Il n’est désormais plus nécessaire d’expliquer quoi que ce soit. Le caractère identique des deux membres de l’équation est évident.
Nous pouvons maintenant revenir à l’affirmation « Tu es Cela » (la réalité non-duelle). Vous êtes à présent dans la position de l’enfant à qui l’on avait montré l’équation arithmétique ci-dessus. Vous savez que vous êtes un individu séparé et souffrant (le « petit moi »), qui n’est ici que pour peu de temps et qui est destiné à redevenir poussière, hélas bien trop tôt. La vie est, comme le dit Thomas Hobbes, « solitaire, médiocre, désagréable, brutale et courte ». La « totalité » est infinie, éternelle, omnisciente, toute-puissante, etc. Qu’est-ce qui pourrait être plus différent, et comment pouvons-nous seulement admettre une déclaration aussi extravagante ?

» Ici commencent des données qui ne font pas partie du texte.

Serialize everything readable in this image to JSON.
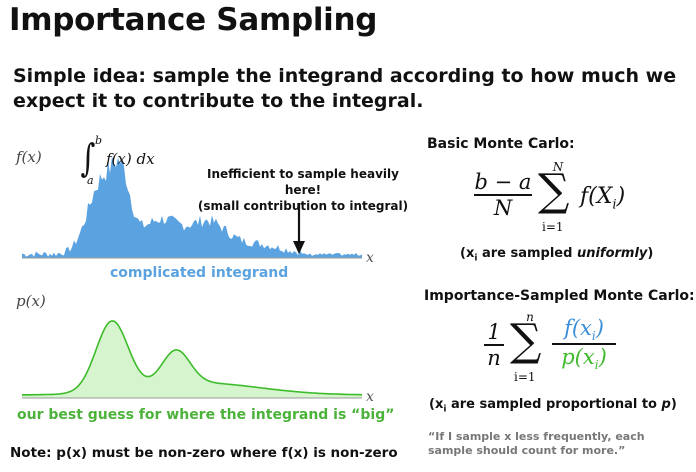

Ainsi, comme à l’enfant, on nous demande de mettre de telles croyances de côté, puisque s’y accrocher ne générera que des problèmes. Si nous levons constamment les bras au ciel et objectons que 5 n’égale pas 3 et que 7 n’égale pas 4, cela ne nous aidera pas à assimiler ce que l’enseignant nous dit.
L’enseignant prend maintenant la partie de gauche et nous conduit à travers le raisonnement et le déploiement scriptural jusqu’à ce que nous arrivions finalement à la réalisation que notre nature essentielle est la Conscience. Puis il prend la partie de droite et, tout à fait indépendamment, nous conduit à la compréhension que la nature de la réalité elle-même est la seule Conscience. Ensuite, le caractère identique des deux côtés devient évident, et il n’y a plus besoin d’explication.
Jusqu’à la fin de ce chapitre, nous allons voir un modèle particulier présenté dans une des Upanishads (Taittiriya). Non pas parce que c’est l’une de mes métaphores favorites, mais parce qu’il illustre plusieurs de ces prakriyas, ces techniques ou formules.
Pour simplifier, c’est l’idée qu’il y a différents niveaux d’identification de « Qui je suis vraiment » avec des aspects du corps-esprit, et que ceux-ci doivent être abandonnés pour que l’on puisse réaliser sa vraie nature. Pour commencer, je dois vous mettre en garde contre une méprise fréquente de la part des chercheurs, qui peuvent prendre la métaphore dans un sens plus littéral et croire à tort que le Soi est littéralement « recouvert » par ces « couches » et qu’il doit d’une certaine manière être « découvert », comme une poupée russe. Ce n’est PAS le cas.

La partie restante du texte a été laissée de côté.